И тем не менее Русанов сердито спросил у женщины:

— Куда вы, черт побери, смотрите?

— Нет, это вы куда смотрите? — Женщина возмущенно потрясла коротко стриженными волосами и поставила чемодан поперек трапа.

— А, собственно, зачем вы здесь?

— Я бы на вашем месте просто помогла слабой женщине донести вещи на этот глупый пароход. — Она засмеялась и показала Русанову на ручку чемодана.

— Я еще раз спрашиваю: зачем вы здесь?

— Я пассажир до Ленинграда.

— Пассажирка, — поправил Русанов. Он знал, что должен взять здесь четырех пассажиров. — А почему это «Норильск» глупый?

— Труба у него очень глупая, и вся физиономия тоже.
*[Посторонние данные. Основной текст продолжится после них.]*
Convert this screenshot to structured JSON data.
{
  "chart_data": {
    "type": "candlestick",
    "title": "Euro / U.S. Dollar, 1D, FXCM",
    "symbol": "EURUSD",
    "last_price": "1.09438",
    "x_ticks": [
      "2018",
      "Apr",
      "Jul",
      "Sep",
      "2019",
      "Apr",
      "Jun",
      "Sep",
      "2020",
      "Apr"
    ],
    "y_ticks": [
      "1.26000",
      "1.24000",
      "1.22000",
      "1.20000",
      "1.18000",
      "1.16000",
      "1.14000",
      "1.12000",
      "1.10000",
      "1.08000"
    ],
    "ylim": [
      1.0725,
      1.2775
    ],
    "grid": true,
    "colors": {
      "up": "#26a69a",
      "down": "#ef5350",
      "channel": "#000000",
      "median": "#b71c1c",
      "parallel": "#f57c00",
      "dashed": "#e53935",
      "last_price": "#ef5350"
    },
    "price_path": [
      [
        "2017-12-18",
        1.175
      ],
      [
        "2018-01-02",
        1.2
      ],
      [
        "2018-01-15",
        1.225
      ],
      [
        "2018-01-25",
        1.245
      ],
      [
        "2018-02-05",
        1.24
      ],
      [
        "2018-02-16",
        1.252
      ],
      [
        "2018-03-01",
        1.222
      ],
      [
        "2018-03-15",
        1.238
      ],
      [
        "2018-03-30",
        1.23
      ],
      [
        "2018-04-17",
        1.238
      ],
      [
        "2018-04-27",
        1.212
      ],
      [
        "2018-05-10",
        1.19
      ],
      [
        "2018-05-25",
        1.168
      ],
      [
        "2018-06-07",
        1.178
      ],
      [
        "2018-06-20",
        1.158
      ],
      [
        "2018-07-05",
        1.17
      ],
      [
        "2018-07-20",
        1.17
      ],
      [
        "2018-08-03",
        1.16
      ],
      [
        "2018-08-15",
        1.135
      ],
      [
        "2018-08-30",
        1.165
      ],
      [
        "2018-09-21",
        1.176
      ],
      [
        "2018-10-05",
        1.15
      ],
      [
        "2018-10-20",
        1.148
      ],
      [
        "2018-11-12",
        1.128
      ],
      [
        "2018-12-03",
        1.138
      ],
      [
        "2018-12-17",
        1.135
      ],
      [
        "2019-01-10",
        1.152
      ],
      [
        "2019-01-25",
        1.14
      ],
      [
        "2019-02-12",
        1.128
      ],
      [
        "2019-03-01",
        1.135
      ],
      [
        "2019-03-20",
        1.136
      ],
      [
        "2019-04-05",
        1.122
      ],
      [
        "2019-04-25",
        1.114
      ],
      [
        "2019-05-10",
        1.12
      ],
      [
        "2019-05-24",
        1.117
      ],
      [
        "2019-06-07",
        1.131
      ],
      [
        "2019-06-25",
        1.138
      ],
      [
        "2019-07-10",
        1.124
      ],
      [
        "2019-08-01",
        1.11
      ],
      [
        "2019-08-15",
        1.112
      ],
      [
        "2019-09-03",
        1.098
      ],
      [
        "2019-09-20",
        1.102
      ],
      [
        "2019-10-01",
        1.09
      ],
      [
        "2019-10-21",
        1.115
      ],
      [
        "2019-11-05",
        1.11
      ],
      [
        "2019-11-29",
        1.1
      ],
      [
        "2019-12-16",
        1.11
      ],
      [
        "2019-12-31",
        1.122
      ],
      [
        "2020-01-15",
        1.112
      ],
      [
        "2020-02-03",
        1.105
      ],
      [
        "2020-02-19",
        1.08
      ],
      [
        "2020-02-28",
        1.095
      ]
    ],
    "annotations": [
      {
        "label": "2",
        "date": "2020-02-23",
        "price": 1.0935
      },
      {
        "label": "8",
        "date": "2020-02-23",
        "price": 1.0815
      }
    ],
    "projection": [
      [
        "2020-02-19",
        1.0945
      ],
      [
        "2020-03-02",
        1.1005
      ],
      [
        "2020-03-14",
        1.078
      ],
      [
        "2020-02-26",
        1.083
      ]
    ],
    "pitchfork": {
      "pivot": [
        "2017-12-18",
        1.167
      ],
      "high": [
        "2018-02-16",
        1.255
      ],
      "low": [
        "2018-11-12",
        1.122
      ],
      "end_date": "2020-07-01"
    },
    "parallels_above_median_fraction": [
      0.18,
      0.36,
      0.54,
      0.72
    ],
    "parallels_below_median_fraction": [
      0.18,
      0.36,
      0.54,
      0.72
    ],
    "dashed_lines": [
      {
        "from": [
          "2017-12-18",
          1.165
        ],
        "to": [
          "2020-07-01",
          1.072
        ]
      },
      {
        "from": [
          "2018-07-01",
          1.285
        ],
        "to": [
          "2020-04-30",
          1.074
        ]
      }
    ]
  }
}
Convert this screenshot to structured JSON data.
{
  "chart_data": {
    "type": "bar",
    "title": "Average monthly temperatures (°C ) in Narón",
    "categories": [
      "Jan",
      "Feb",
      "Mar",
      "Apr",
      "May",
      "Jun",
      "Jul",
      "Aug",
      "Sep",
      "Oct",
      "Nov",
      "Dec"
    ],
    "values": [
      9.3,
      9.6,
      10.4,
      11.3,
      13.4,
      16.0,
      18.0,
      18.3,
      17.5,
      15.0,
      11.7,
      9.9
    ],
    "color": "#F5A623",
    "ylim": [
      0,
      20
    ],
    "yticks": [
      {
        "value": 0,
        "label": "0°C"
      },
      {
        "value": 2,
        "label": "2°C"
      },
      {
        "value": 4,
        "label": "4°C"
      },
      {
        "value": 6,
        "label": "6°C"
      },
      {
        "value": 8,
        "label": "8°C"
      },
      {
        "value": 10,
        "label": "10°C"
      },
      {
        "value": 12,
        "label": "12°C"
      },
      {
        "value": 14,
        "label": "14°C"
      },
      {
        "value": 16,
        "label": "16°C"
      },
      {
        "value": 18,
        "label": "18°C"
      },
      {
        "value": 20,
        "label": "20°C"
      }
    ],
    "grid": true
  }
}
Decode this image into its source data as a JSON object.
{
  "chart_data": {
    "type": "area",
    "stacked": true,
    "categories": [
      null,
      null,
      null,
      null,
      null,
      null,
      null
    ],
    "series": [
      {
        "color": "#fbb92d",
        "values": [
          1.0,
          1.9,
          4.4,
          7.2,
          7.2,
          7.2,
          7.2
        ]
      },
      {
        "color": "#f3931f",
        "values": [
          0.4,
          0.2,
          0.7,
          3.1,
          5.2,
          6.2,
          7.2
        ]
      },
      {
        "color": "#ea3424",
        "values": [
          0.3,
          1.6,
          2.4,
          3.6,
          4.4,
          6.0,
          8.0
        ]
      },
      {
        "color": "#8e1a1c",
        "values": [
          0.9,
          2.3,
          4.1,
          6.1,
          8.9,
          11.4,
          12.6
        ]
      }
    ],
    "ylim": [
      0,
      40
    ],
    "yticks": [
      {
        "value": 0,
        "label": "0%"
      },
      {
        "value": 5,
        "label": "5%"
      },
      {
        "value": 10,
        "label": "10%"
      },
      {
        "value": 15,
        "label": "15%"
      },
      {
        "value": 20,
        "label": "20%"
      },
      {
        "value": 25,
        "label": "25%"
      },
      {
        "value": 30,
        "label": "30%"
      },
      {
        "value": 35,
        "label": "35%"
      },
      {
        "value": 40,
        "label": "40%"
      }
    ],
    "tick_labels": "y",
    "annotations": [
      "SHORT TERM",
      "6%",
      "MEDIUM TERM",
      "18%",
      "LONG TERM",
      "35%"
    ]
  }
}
— Н-да. Ну ладно. Вахтенный, помогите женщине! — крикнул Русанов наверх, перешагнул через чемодан и, старательно обойдя женщину, спустился на причал. Выпад по своему адресу он пропустил мимо ушей, а насмешку над «Норильском» просто не понял.

Прогулка не получилась. Сразу за портом Русанов попал в заболоченную лощинку между сопок и промочил ноги. Пришлось вернуться.

Под утро, когда маленький рейдовый буксирчик пытался оттащить «Норильск» от причала, а сильный прижимной ветер мешал ему сделать это; когда оборвался буксирный трос и «Норильск» носом навалило на стенку; когда Русанов бегал с крыла на крыло своего мостика и объяснялся с капитаном буксирчика самыми нехорошими словами, — в рубке появилась уже знакомая Русанову пассажирка и с ней еще две совсем молоденькие девушки. Действительно, они выбрали неподходящий момент для знакомства с судном, и лучше было бы им спать у себя в каютах. Русанов сперва не замечал их, а когда «Норильск» вышел наконец на свободную воду Айсфьорда и все неприятности остались позади, то увидел.

— Вахтенный штурман, почему посторонние на мостике? — спросил он. — Убрать.